Дата публикации: 28-05-2026 07:10:03

Background Obesity and type 2 diabetes mellitus (T2DM) are associated with accelerated brain atrophy, white matter microstructural disruption, and resting-state functional network dysconnectivity in elderly adults, driven by converging vascular, neuroinflammatory, and insulin-resistance mechanisms. Yoga is a recognized mind-body intervention with documented benefits for glycaemic control, vascular health, and neurocognitive function; however, no study has yet employed multimodal MR neuroimaging to systematically characterize these brain alterations in an elderly obese-diabetic population or to evaluate yoga-induced neuroplasticity within this cohort. Methods This three-phase, prospective protocol will be conducted at Kasturba Hospital and the Center for Integrative Medicine and Research, Manipal Academy of Higher Education, Manipal, India. Phase 1 is a case-control study (n = 80; 40 obese-diabetic, 40 obese-non-diabetic; age 60–80 years) employing carotid Doppler ultrasonography, T1-weighted voxel-based morphometry and region-of-interest segmentation (SPM12/CAT12/AAL3), diffusion tensor imaging with ROI-based tractography (ExploreDTI), and resting-state fMRI (CONN toolbox), alongside the Eriksen Flanker and N-Back cognitive tasks. Phase 2 involves the systematic development and expert content-validation of a structured, AYUSH-compliant yoga module tailored for elderly obese-diabetic adults.

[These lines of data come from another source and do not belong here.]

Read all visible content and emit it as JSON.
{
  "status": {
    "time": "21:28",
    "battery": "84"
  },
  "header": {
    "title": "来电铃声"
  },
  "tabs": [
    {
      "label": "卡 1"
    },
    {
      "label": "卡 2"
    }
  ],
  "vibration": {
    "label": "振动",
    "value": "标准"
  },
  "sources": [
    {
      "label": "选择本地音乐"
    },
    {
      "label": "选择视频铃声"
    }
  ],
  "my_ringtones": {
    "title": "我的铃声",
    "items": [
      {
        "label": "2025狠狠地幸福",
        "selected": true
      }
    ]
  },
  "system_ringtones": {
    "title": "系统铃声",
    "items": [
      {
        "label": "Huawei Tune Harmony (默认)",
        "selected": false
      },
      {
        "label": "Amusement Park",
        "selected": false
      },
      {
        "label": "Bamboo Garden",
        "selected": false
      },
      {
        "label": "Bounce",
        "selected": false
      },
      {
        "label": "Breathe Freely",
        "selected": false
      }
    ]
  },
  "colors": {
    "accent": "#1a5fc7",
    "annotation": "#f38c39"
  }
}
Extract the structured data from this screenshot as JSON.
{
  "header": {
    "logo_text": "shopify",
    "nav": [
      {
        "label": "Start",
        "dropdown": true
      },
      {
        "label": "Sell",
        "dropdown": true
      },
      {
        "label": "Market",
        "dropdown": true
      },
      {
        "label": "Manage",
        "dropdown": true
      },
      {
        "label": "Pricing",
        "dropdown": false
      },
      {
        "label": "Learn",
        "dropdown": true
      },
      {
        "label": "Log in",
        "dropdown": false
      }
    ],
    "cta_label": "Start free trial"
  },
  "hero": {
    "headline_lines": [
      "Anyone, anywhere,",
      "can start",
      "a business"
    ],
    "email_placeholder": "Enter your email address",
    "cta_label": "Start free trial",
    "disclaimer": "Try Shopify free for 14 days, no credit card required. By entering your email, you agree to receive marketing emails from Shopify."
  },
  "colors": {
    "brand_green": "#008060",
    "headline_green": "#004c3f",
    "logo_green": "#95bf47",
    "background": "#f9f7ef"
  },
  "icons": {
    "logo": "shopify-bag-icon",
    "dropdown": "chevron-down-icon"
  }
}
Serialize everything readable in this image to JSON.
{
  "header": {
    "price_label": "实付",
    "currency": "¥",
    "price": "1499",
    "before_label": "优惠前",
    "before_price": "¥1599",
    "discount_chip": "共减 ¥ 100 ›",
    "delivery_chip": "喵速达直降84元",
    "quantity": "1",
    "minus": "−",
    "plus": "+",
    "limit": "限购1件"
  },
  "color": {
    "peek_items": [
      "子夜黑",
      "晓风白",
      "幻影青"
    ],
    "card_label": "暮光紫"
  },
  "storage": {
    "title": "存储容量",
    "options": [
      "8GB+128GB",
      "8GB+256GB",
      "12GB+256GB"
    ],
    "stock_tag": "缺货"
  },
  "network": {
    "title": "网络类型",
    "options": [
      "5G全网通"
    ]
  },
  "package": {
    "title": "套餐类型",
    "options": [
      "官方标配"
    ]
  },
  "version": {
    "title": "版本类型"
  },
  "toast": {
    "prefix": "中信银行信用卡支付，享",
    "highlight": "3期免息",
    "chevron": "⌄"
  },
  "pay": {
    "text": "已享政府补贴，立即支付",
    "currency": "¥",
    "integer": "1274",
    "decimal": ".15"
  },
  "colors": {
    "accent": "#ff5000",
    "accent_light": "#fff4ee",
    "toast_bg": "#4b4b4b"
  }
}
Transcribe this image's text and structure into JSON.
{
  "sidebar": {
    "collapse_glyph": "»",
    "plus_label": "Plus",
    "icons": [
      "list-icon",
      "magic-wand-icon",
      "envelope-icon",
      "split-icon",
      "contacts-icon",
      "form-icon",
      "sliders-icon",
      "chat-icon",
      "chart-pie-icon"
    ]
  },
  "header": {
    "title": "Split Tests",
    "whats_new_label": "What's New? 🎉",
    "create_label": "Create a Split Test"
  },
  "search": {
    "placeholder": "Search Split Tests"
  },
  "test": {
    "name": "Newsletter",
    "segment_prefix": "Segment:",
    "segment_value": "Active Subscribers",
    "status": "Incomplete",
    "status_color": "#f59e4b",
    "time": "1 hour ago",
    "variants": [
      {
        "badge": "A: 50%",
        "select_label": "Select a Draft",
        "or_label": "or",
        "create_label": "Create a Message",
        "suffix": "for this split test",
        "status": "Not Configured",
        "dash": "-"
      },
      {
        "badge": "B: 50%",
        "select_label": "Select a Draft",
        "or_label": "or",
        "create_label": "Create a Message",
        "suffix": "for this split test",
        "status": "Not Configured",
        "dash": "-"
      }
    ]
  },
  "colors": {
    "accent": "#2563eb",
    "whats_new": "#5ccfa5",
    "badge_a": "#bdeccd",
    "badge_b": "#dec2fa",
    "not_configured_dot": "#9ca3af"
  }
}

Phase 3 applies the validated module in a 6-month pre-post intervention, with objective adherence monitoring via triaxial accelerometry and repeat of the full Phase 1 neuroimaging and cognitive battery. Discussion This protocol addresses a critical gap in the yoga-neuroimaging literature by providing a multimodal, multi-phase framework to characterize neurovascular disease burden and evaluate structured yoga as a neurobiologically informed lifestyle intervention in a high-risk elderly population. Findings will inform AYUSH clinical guidelines, geriatric NCD prevention programs, and future randomized controlled trials.